Amarillo: The Coin Shortage And How You Could Cash In
Oh 2020, this year has had us all missing toilet paper, ramen noodles, hand sanitizer and now we can add coins to that list. But why pocket change? It’s all because of the coronavirus. No, the United States Treasury hasn’t completely shut down down the presses, but the shutdowns that left us all locked up on our couches for a few months also did a whammy on the circulation of coins due to the lack of commerce.
Locally Amarillo National Bank has created a program to encourage more people to put their coins back into circulation, by offering 10% cash back of the total brought in, up to a maximum of $500.
Fewer people out and about and more opting for touch less forms of payment means a lot less money moving around. Now, the nation’s supply of coins is coming up short, and average Americans are already seeing the result. Signs requesting exact change or digital payments are popping up at stores all over Amarillo.

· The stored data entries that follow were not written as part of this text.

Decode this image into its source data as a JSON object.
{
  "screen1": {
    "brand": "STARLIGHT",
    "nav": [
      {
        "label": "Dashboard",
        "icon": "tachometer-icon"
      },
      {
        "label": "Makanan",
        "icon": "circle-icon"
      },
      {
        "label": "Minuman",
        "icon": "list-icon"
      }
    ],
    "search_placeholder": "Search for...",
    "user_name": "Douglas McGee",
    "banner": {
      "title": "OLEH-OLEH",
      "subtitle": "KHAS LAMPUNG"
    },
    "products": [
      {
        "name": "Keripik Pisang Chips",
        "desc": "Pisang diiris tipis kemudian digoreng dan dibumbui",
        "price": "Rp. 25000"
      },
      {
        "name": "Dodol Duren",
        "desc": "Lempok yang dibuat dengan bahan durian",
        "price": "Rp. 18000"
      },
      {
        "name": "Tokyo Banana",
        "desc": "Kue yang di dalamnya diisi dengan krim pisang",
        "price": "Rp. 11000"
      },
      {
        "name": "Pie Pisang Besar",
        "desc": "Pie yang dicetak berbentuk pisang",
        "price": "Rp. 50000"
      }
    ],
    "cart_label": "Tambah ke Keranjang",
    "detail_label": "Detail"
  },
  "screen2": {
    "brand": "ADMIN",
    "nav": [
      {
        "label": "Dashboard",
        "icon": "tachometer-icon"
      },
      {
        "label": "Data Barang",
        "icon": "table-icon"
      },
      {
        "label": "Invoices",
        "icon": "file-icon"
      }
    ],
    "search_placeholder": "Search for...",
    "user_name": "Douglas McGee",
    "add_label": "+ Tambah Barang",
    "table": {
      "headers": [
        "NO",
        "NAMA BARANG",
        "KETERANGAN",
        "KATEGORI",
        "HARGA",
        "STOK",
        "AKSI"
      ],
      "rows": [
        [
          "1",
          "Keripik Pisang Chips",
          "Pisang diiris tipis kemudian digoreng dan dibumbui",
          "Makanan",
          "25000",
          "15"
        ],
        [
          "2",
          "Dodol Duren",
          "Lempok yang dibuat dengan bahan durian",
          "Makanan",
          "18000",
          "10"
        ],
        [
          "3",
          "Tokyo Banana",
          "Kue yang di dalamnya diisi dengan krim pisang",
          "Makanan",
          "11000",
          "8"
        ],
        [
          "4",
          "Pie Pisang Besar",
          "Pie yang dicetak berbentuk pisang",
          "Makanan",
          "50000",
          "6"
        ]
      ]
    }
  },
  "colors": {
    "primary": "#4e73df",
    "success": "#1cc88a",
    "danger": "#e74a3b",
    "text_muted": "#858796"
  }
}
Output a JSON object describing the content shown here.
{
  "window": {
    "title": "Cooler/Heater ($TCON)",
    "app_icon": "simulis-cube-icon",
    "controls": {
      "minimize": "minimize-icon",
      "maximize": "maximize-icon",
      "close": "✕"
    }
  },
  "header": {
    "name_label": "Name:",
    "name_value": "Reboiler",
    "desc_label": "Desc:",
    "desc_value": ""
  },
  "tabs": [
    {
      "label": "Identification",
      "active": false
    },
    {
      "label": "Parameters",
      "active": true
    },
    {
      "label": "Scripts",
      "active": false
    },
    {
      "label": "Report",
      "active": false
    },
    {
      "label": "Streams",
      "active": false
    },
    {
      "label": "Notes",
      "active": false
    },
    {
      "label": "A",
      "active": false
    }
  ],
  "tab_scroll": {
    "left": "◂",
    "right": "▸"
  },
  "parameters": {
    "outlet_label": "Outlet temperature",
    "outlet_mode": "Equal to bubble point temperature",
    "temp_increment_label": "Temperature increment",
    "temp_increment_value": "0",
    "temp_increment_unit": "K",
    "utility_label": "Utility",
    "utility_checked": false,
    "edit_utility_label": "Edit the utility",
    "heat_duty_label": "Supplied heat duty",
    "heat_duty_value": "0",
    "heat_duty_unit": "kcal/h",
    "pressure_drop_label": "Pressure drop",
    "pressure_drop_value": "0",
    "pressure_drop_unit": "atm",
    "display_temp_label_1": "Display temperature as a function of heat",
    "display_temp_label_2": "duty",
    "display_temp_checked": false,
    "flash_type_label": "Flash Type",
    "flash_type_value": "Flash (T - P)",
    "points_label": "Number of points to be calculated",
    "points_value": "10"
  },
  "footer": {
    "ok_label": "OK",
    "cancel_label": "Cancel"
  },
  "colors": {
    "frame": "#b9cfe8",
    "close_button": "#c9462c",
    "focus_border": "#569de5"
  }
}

It’s become such a problem that The Federal Reserve set up a U.S. Coin Task Force to ensure the equitable distribution of Federal Reserve coin inventory and new coin production by the U.S. Mint.
Here’s what the task force is doing about it:
Managing the allocation of existing Fed inventories
Working with the Mint to minimize coin supply constraints and maximize production
Encouraging banks to limit coin orders
The experts believe the situation will sort itself out.
“There’s plenty of coin out there. It’s just not making it to the right place at this point,” Coinstar CEO Jim Gaherity told CNBC last month.